Edite de Jesus

Especialista em psicopedagogia clínica e institucional e neurociência.

Email: editejesus@yahoo.com.br 

O TEMPO

 

A palavra tempo nos sugere pensarmos em períodos demarcados por segundos, minutos, horas, dias, semanas, meses, anos, décadas, séculos, em um sentido cronológico, usualmente referimos ao tempo, também,  no sentido de expressar sobre o clima, ou para ilustrar os processos que são vivenciados, seja  individualmente, por uma pequena comunidade ou por uma nação inteira.                     

 

Quem nunca ouviu a expressão: “estamos vivendo tempos difíceis” ou “atravessamos tempos incertos”.                                                                                                    

 

A referência ao tempo seja em quaisquer dos termos apontados sempre nos relembra a importância “do tempo”. Ele pode ser para o homem alívio ou tormento.
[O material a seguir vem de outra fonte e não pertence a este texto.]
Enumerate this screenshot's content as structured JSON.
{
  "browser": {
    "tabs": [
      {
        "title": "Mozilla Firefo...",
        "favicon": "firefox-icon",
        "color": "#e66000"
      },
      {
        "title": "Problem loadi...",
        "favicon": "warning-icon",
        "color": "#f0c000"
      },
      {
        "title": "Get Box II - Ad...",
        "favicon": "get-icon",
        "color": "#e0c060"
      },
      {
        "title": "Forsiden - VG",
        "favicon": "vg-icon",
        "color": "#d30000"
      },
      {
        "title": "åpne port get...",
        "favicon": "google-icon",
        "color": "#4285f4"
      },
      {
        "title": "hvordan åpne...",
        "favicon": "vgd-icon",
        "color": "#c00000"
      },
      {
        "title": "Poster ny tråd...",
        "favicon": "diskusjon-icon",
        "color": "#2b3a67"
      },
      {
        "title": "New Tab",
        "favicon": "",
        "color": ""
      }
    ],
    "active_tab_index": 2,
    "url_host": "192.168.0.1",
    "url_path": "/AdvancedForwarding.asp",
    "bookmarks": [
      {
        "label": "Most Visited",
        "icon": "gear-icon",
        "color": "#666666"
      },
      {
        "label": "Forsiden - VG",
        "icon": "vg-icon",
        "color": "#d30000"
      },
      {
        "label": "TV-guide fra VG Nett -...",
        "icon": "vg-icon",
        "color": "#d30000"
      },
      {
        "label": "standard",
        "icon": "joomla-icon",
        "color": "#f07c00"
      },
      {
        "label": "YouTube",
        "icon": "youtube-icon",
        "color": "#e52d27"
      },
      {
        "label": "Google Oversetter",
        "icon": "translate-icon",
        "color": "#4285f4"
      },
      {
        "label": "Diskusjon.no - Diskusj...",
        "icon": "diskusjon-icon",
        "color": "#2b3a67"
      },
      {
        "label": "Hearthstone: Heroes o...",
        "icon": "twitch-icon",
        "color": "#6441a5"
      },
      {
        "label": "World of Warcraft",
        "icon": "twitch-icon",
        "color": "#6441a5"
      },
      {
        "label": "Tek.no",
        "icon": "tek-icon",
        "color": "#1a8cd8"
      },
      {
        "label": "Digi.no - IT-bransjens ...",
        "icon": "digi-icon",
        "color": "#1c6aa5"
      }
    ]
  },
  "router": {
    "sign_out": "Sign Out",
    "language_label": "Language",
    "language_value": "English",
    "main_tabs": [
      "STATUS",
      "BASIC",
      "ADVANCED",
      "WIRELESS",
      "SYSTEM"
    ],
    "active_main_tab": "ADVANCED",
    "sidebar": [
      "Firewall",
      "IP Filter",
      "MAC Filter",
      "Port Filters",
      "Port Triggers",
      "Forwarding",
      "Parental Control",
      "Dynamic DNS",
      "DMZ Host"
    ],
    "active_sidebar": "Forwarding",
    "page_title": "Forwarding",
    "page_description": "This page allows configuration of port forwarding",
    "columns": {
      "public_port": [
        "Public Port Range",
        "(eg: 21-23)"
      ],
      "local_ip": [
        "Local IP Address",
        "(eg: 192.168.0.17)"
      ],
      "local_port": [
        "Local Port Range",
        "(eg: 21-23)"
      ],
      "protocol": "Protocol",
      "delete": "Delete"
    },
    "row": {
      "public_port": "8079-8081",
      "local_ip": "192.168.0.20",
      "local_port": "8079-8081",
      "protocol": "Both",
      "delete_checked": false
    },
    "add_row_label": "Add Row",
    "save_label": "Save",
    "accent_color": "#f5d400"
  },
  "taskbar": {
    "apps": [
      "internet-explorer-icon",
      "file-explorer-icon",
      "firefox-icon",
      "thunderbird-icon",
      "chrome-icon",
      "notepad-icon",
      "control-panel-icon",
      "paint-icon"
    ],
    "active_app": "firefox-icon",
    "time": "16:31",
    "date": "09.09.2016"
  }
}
Enquanto para alguns está acelerado, para outros pode estar demorando demais, isso, depende da circunstância. Nesse sentido, o tempo se torna relativo. Ao mesmo tempo em que um minuto é pouco para quem precisa concluir um trabalho, chegar pontualmente a determinado lugar, pode parecer uma eternidade para quem espera.                                                                                         

 

Em apenas um minuto uma vida pode ser salva, pode se perder um compromisso, uma partida de futebol ser decidida.                                                         

 

Embora complexo, o tempo é algo precioso. Seja qual for o contexto, e em todas as suas definições. O tempo é naturalmente uma dádiva. Se pensarmos no sentido cronológico, cada segundo, minuto, hora, dia e a soma sucessiva dos mesmos nos permite construir o que somos, por nossas escolhas, e isso impacta diretamente no processo que vivemos tanto individualmente como coletivamente. Até mesmo quando se refere ao “clima” nossas ações podem influenciar direta ou indiretamente.                                          

 

O que me encanta ao pensar no tempo é que ele nos permite reconhecer a nossa humanidade e assim tomarmos consciência tanto dos nossos limites, quanto das graças que possuímos de coparticipação com o eterno.                                                                                                                            

 

Ao mesmo tempo em que somos lembrados da nossa impotência em relação ao controle da sucessão dos acontecimentos, passado, presente e futuro, somos chamados a gerenciar a parcela que nos cabe, dentro do presente. Isso é a nossa coparticipação na perspectiva do eterno. Assim, nesse fragmento de eternidade, temos o poder de decidir como usaremos o nosso tempo. Fazemos assim, nossas escolhas: a quem dedicar, o que fazer, com quem seguir, como realizar, onde estar.                                                                      

 

O tempo é o nosso grande presente. Quando recebemos um presente é natural ficarmos gratos, e sermos zelosos usufruindo dele da melhor maneira possível.